First,
, I'm a mom and I know what we put ourselves through.
Now, without knowing everything, just what I've read by your posts, you're making this about you. It's not about you. This is her life and therefore, her choices and her consequences. As parents, we are only able to lay the groundwork, nudge and guide, lead by example and pray for their physical, mental and emotional wellbeing. Just because you are Christian and have brought your children up in the faith, does not make it written in stone that your children must follow your beliefs as well, once they are old enough to choose. Just because she chooses a different path, than what you had laid, weeded, put up handrails and dreamed about, does not mean you or she has done anything wrong. I'm living proof.

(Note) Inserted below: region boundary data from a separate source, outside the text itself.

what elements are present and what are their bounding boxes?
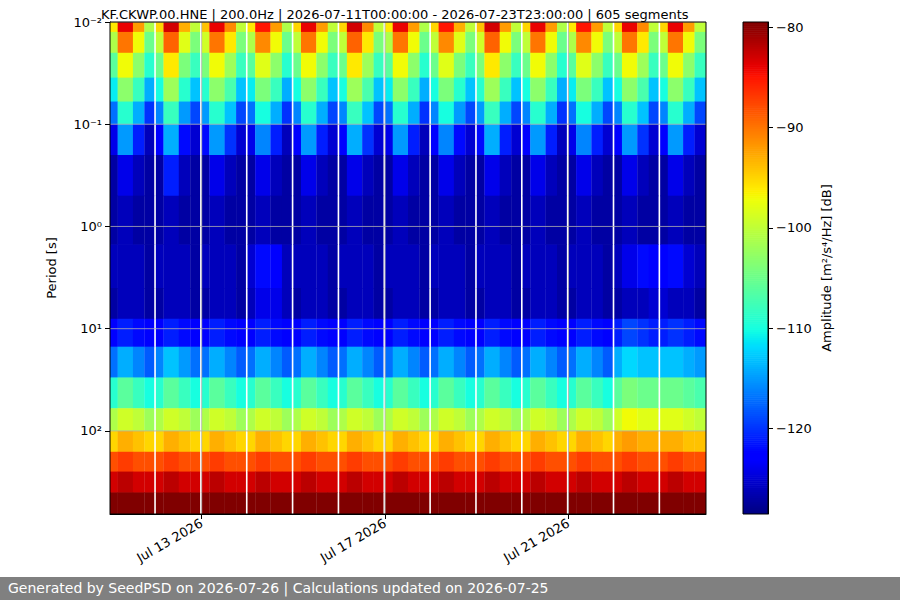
svg-text:−80: −80 — [776, 20, 803, 35]
svg-text:10¹: 10¹ — [80, 321, 102, 336]
svg-text:10²: 10² — [80, 423, 102, 438]
svg-text:KF.CKWP.00.HNE | 200.0Hz | 202: KF.CKWP.00.HNE | 200.0Hz | 2026-07-11T00… — [101, 7, 689, 22]
svg-text:Period [s]: Period [s] — [44, 237, 59, 299]
svg-text:Jul 13 2026: Jul 13 2026 — [133, 516, 205, 566]
html-text:Generated by SeedPSD on 2026-0: Generated by SeedPSD on 2026-07-26 | Cal… — [8, 580, 549, 596]
svg-text:−110: −110 — [776, 321, 812, 336]
svg-text:−100: −100 — [776, 220, 812, 235]
svg-text:Jul 17 2026: Jul 17 2026 — [317, 516, 389, 566]
svg-text:−120: −120 — [776, 421, 812, 436]
svg-text:10⁻²: 10⁻² — [73, 15, 102, 30]
svg-text:−90: −90 — [776, 120, 803, 135]
svg-text:10⁰: 10⁰ — [80, 219, 102, 234]
svg-text:Jul 21 2026: Jul 21 2026 — [500, 516, 572, 566]
svg-text:Amplitude [m²/s⁴/Hz] [dB]: Amplitude [m²/s⁴/Hz] [dB] — [819, 184, 834, 352]
svg-text:10⁻¹: 10⁻¹ — [73, 117, 102, 132]
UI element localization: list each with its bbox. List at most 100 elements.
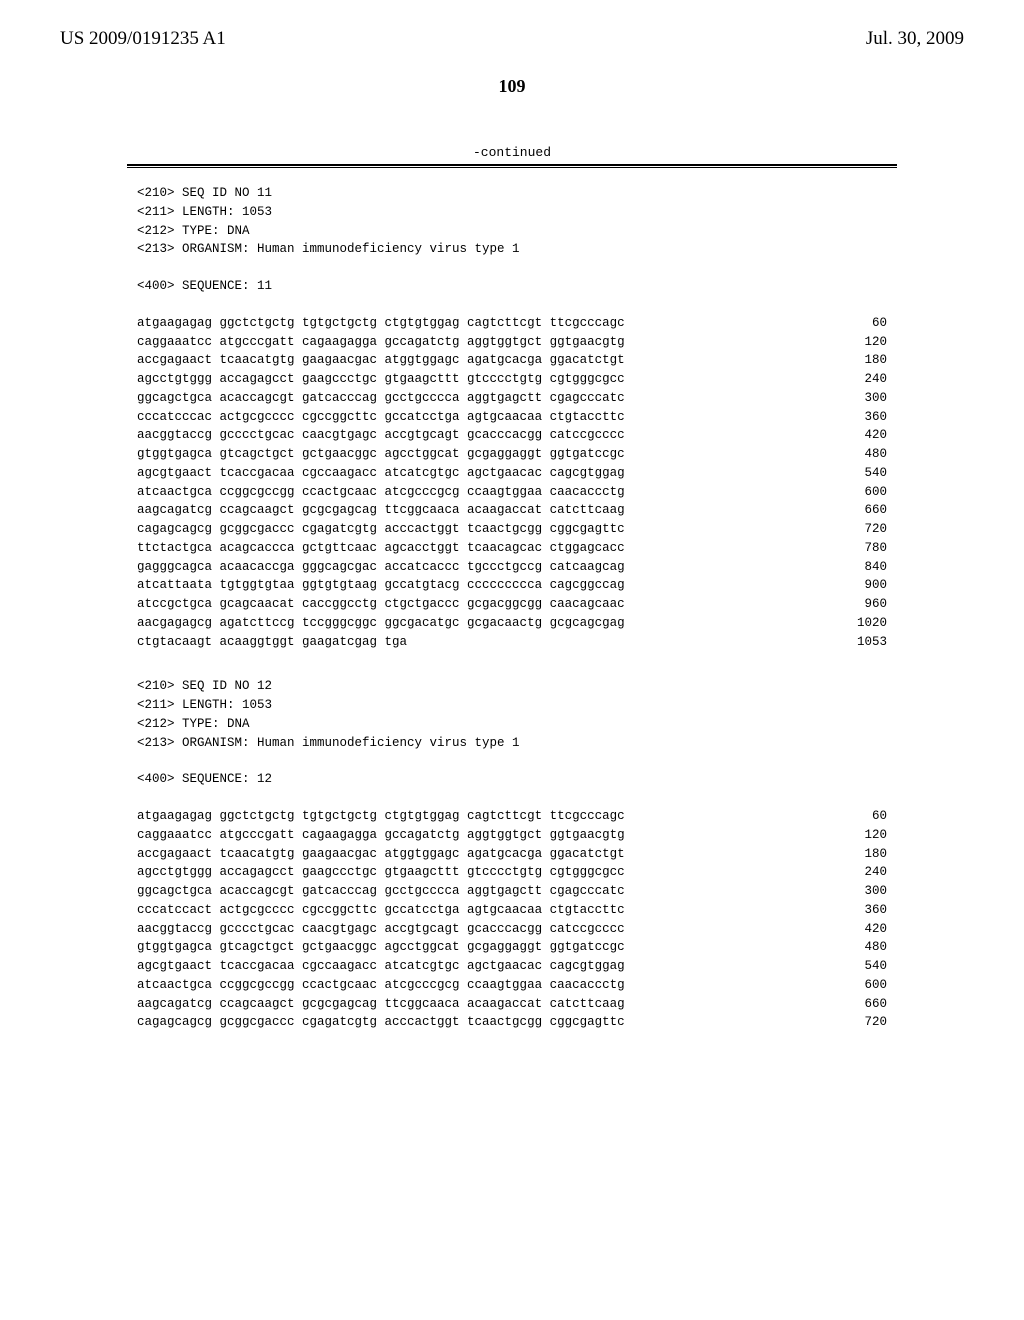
sequence-listing: <210> SEQ ID NO 11<211> LENGTH: 1053<212…: [127, 168, 897, 1060]
sequence-groups: agcgtgaact tcaccgacaa cgccaagacc atcatcg…: [137, 464, 625, 483]
sequence-label: <400> SEQUENCE: 12: [137, 770, 887, 789]
sequence-position: 900: [837, 576, 887, 595]
sequence-groups: accgagaact tcaacatgtg gaagaacgac atggtgg…: [137, 351, 625, 370]
sequence-position: 1020: [837, 614, 887, 633]
sequence-position: 600: [837, 483, 887, 502]
sequence-position: 360: [837, 408, 887, 427]
sequence-row: cagagcagcg gcggcgaccc cgagatcgtg acccact…: [137, 1013, 887, 1032]
sequence-groups: cagagcagcg gcggcgaccc cgagatcgtg acccact…: [137, 1013, 625, 1032]
sequence-position: 540: [837, 957, 887, 976]
page-number: 109: [0, 76, 1024, 97]
sequence-position: 240: [837, 863, 887, 882]
publication-date: Jul. 30, 2009: [866, 28, 964, 50]
sequence-position: 240: [837, 370, 887, 389]
sequence-groups: atcaactgca ccggcgccgg ccactgcaac atcgccc…: [137, 976, 625, 995]
sequence-groups: atccgctgca gcagcaacat caccggcctg ctgctga…: [137, 595, 625, 614]
sequence-row: atcaactgca ccggcgccgg ccactgcaac atcgccc…: [137, 976, 887, 995]
sequence-row: caggaaatcc atgcccgatt cagaagagga gccagat…: [137, 333, 887, 352]
sequence-spacer: [137, 669, 887, 677]
sequence-position: 720: [837, 1013, 887, 1032]
sequence-row: aacggtaccg gcccctgcac caacgtgagc accgtgc…: [137, 426, 887, 445]
sequence-position: 180: [837, 845, 887, 864]
sequence-position: 360: [837, 901, 887, 920]
sequence-row: atccgctgca gcagcaacat caccggcctg ctgctga…: [137, 595, 887, 614]
sequence-groups: atcaactgca ccggcgccgg ccactgcaac atcgccc…: [137, 483, 625, 502]
sequence-row: ggcagctgca acaccagcgt gatcacccag gcctgcc…: [137, 389, 887, 408]
sequence-meta-block: <210> SEQ ID NO 12<211> LENGTH: 1053<212…: [137, 677, 887, 752]
sequence-meta-line: <213> ORGANISM: Human immunodeficiency v…: [137, 734, 887, 753]
sequence-row: atgaagagag ggctctgctg tgtgctgctg ctgtgtg…: [137, 314, 887, 333]
sequence-groups: ttctactgca acagcaccca gctgttcaac agcacct…: [137, 539, 625, 558]
sequence-row: accgagaact tcaacatgtg gaagaacgac atggtgg…: [137, 845, 887, 864]
sequence-position: 60: [837, 807, 887, 826]
sequence-position: 1053: [837, 633, 887, 652]
sequence-row: agcctgtggg accagagcct gaagccctgc gtgaagc…: [137, 863, 887, 882]
sequence-groups: atcattaata tgtggtgtaa ggtgtgtaag gccatgt…: [137, 576, 625, 595]
sequence-groups: ctgtacaagt acaaggtggt gaagatcgag tga: [137, 633, 625, 652]
sequence-position: 660: [837, 501, 887, 520]
sequence-rows: atgaagagag ggctctgctg tgtgctgctg ctgtgtg…: [137, 807, 887, 1032]
sequence-groups: aagcagatcg ccagcaagct gcgcgagcag ttcggca…: [137, 995, 625, 1014]
sequence-meta-line: <213> ORGANISM: Human immunodeficiency v…: [137, 240, 887, 259]
sequence-position: 300: [837, 882, 887, 901]
sequence-row: atcattaata tgtggtgtaa ggtgtgtaag gccatgt…: [137, 576, 887, 595]
sequence-row: agcgtgaact tcaccgacaa cgccaagacc atcatcg…: [137, 464, 887, 483]
sequence-position: 540: [837, 464, 887, 483]
sequence-row: cccatcccac actgcgcccc cgccggcttc gccatcc…: [137, 408, 887, 427]
sequence-groups: cccatcccac actgcgcccc cgccggcttc gccatcc…: [137, 408, 625, 427]
sequence-position: 480: [837, 445, 887, 464]
sequence-position: 420: [837, 426, 887, 445]
sequence-position: 960: [837, 595, 887, 614]
sequence-groups: gtggtgagca gtcagctgct gctgaacggc agcctgg…: [137, 445, 625, 464]
sequence-position: 480: [837, 938, 887, 957]
sequence-row: agcgtgaact tcaccgacaa cgccaagacc atcatcg…: [137, 957, 887, 976]
sequence-meta-line: <212> TYPE: DNA: [137, 715, 887, 734]
sequence-row: ggcagctgca acaccagcgt gatcacccag gcctgcc…: [137, 882, 887, 901]
sequence-row: cagagcagcg gcggcgaccc cgagatcgtg acccact…: [137, 520, 887, 539]
sequence-groups: ggcagctgca acaccagcgt gatcacccag gcctgcc…: [137, 389, 625, 408]
continued-label: -continued: [0, 145, 1024, 160]
sequence-groups: agcgtgaact tcaccgacaa cgccaagacc atcatcg…: [137, 957, 625, 976]
sequence-position: 180: [837, 351, 887, 370]
sequence-row: ctgtacaagt acaaggtggt gaagatcgag tga 105…: [137, 633, 887, 652]
sequence-row: atcaactgca ccggcgccgg ccactgcaac atcgccc…: [137, 483, 887, 502]
sequence-groups: aacggtaccg gcccctgcac caacgtgagc accgtgc…: [137, 426, 625, 445]
sequence-groups: accgagaact tcaacatgtg gaagaacgac atggtgg…: [137, 845, 625, 864]
sequence-row: gtggtgagca gtcagctgct gctgaacggc agcctgg…: [137, 445, 887, 464]
sequence-position: 660: [837, 995, 887, 1014]
sequence-row: gagggcagca acaacaccga gggcagcgac accatca…: [137, 558, 887, 577]
sequence-position: 420: [837, 920, 887, 939]
sequence-meta-line: <212> TYPE: DNA: [137, 222, 887, 241]
sequence-position: 120: [837, 333, 887, 352]
sequence-meta-line: <211> LENGTH: 1053: [137, 696, 887, 715]
sequence-row: aagcagatcg ccagcaagct gcgcgagcag ttcggca…: [137, 995, 887, 1014]
sequence-meta-line: <210> SEQ ID NO 12: [137, 677, 887, 696]
page-header: US 2009/0191235 A1 Jul. 30, 2009: [0, 0, 1024, 50]
sequence-rows: atgaagagag ggctctgctg tgtgctgctg ctgtgtg…: [137, 314, 887, 652]
sequence-groups: aacgagagcg agatcttccg tccgggcggc ggcgaca…: [137, 614, 625, 633]
sequence-groups: ggcagctgca acaccagcgt gatcacccag gcctgcc…: [137, 882, 625, 901]
sequence-groups: cccatccact actgcgcccc cgccggcttc gccatcc…: [137, 901, 625, 920]
sequence-groups: caggaaatcc atgcccgatt cagaagagga gccagat…: [137, 333, 625, 352]
sequence-row: aacgagagcg agatcttccg tccgggcggc ggcgaca…: [137, 614, 887, 633]
sequence-groups: agcctgtggg accagagcct gaagccctgc gtgaagc…: [137, 370, 625, 389]
sequence-meta-line: <211> LENGTH: 1053: [137, 203, 887, 222]
sequence-position: 840: [837, 558, 887, 577]
sequence-groups: gagggcagca acaacaccga gggcagcgac accatca…: [137, 558, 625, 577]
sequence-row: gtggtgagca gtcagctgct gctgaacggc agcctgg…: [137, 938, 887, 957]
sequence-groups: atgaagagag ggctctgctg tgtgctgctg ctgtgtg…: [137, 314, 625, 333]
sequence-position: 720: [837, 520, 887, 539]
sequence-groups: agcctgtggg accagagcct gaagccctgc gtgaagc…: [137, 863, 625, 882]
sequence-position: 300: [837, 389, 887, 408]
sequence-row: agcctgtggg accagagcct gaagccctgc gtgaagc…: [137, 370, 887, 389]
sequence-row: accgagaact tcaacatgtg gaagaacgac atggtgg…: [137, 351, 887, 370]
sequence-meta-line: <210> SEQ ID NO 11: [137, 184, 887, 203]
sequence-position: 600: [837, 976, 887, 995]
sequence-row: aacggtaccg gcccctgcac caacgtgagc accgtgc…: [137, 920, 887, 939]
sequence-position: 780: [837, 539, 887, 558]
sequence-groups: aagcagatcg ccagcaagct gcgcgagcag ttcggca…: [137, 501, 625, 520]
sequence-row: caggaaatcc atgcccgatt cagaagagga gccagat…: [137, 826, 887, 845]
sequence-groups: aacggtaccg gcccctgcac caacgtgagc accgtgc…: [137, 920, 625, 939]
sequence-groups: cagagcagcg gcggcgaccc cgagatcgtg acccact…: [137, 520, 625, 539]
sequence-label: <400> SEQUENCE: 11: [137, 277, 887, 296]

Besides a stubborn streak, I did not cause my parents many problems, unlike my sister. I was an honor student, involved in sports and student government and had earned some small scholarships. I didn't go out and party and naturally fell asleep by 9pm. My parents used to force me to go out, because I'd rather stay home and knit. At 18, I started dating a man 18 years my senior and began analyzing my own religous beliefs, compared to my parents Catholic beliefs that had been shoved up every orifice, as long as I can remember. My parents were sure this older man was taking advantage of me and would leave me used and abused. My parents wanted me to stop dating him and when I refused, they told me to move out. I moved out and married DH several months later. We'll be celebrating our 15th anniversary this year. As for being dominated by DH, oh please, I rule the roost.
My mom had visions of grandeur for my life. A high profile executive career, lots of traveling and devout god-fearing catholic. Instead, I work a well-paying job that I like, spend lots of time with my family, play with chickens and am a god-loving member of a nondenominational church. God has a plan for us, but it's our own choice on how we get there.
Just let her know you'll be there for her.